On Thursday, in a statement, the Chinese Semiconductor Industry Association (CSIA) said, it aims to establish a working group with its U.S-based counterpart.
The development marks a key shift from the Trump Administration’s moves to levy costs on China following a stream of intelligence reports of cyber campaigns launched by Beijing backed actors to steal U.S. intellectual property.
The announcement by CSIA signals a closer cooperation between the two countries over technology.
In a post. The CSIA said, it would form a joint working group with Washington-based Semiconductor Industry Association (SIA), with each side being represented by 10 semiconductor companies. The working group will meet at least twice a year to discuss issues including intellectual property, encryption, and trade policy.
The CSIA’s statement did not shed light on the date of the first meeting, nor the companies involved.
The SIA did not respond to requests for comments. The SIA’s website has not mention of the working group.
According to research firm ICInsights, of the $143 billion worth of chips sold in China last year, semiconductors worth $22.7 billion were produced in China; $8.3 billion was produced by Chinese-headquartered companies.

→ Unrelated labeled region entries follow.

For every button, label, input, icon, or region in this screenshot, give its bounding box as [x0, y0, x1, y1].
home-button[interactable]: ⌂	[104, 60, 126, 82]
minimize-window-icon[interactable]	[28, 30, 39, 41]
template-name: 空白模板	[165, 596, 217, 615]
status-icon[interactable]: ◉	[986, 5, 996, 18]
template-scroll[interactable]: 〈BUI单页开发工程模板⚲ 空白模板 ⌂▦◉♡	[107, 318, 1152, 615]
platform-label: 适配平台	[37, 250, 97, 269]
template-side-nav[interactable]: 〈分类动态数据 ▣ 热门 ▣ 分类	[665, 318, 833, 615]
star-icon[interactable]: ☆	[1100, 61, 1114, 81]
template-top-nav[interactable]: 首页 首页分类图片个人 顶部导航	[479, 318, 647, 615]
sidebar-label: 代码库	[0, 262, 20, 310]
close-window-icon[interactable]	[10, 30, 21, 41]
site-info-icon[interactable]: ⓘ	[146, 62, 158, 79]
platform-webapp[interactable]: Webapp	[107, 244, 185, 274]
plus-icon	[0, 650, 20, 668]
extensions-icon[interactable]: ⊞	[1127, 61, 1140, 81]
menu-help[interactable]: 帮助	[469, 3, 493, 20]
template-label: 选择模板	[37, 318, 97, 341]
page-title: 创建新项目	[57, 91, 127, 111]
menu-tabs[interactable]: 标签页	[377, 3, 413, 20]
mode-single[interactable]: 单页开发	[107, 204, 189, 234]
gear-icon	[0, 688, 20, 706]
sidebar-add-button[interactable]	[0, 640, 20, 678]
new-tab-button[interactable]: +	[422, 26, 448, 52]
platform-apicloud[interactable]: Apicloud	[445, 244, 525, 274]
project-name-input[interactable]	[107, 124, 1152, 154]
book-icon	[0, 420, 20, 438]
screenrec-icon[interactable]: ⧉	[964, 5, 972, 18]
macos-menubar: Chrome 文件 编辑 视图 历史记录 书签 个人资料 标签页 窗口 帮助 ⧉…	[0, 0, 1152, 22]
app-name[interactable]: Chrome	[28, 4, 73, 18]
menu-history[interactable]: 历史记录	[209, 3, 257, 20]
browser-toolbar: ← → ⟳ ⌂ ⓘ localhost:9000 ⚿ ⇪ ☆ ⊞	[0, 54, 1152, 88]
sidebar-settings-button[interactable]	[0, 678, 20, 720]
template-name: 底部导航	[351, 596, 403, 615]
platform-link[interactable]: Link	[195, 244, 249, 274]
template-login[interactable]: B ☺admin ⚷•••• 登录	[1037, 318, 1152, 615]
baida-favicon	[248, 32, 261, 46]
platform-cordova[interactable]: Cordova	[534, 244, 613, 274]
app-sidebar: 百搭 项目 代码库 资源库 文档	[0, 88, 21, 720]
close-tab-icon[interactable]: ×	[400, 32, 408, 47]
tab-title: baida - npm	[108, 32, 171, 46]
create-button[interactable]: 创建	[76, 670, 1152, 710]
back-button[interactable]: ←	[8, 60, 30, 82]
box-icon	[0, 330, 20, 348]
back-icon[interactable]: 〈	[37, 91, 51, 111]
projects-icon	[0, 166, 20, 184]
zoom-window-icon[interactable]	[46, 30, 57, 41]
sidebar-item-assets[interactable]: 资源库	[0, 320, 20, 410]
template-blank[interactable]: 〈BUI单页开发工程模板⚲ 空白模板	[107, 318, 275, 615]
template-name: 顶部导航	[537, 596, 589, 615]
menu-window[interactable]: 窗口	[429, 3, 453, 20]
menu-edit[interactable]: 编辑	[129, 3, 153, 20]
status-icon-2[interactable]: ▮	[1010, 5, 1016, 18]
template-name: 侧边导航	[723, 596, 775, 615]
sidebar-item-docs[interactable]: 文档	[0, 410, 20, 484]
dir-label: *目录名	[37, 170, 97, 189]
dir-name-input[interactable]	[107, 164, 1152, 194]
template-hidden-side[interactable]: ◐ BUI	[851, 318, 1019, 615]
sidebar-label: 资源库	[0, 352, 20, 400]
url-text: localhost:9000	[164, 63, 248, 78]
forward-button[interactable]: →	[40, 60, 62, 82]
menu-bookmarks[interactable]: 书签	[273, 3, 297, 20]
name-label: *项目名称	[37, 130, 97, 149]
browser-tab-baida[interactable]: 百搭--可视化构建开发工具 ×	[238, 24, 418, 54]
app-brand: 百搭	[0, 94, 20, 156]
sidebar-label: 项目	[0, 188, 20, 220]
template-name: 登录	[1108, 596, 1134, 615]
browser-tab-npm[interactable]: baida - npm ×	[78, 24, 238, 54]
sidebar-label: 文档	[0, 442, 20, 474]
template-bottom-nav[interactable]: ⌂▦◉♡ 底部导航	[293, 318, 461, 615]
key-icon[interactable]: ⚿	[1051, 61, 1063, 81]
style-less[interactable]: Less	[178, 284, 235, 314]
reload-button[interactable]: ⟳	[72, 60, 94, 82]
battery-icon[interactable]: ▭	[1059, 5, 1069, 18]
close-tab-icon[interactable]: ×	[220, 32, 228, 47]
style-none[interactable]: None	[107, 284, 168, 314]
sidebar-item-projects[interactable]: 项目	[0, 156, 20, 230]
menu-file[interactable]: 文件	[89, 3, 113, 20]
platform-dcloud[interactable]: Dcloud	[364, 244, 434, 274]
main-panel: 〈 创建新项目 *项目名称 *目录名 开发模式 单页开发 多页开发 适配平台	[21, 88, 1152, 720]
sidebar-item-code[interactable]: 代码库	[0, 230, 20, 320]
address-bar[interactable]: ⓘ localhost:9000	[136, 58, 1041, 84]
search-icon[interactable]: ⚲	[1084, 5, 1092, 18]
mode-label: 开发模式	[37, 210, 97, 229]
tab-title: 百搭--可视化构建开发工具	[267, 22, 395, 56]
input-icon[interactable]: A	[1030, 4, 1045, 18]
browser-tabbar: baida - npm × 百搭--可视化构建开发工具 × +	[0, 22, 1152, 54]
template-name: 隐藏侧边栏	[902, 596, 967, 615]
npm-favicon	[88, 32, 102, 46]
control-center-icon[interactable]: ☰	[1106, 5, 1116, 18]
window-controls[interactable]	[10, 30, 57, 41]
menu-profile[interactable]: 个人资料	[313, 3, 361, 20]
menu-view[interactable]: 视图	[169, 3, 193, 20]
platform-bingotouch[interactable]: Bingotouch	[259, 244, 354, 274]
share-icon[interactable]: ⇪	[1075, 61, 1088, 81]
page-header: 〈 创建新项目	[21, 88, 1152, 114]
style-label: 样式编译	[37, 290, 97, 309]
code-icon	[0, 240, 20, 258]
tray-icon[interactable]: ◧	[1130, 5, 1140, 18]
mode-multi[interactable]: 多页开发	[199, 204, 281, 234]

With Washington taking punitive steps towards Beijing’s murky economic policies which force foreign companies to fight state-backed Chinese companies, Huawei Technologies Co, one of China’s rare jewel, took a critical hit on its once-booming smartphone business.
While the Trump Administration’s punitive sanctions hit their mark against Chinese companies, it however created a global chip shortage.
It is high time that chip companies expand their production base to countries outside China.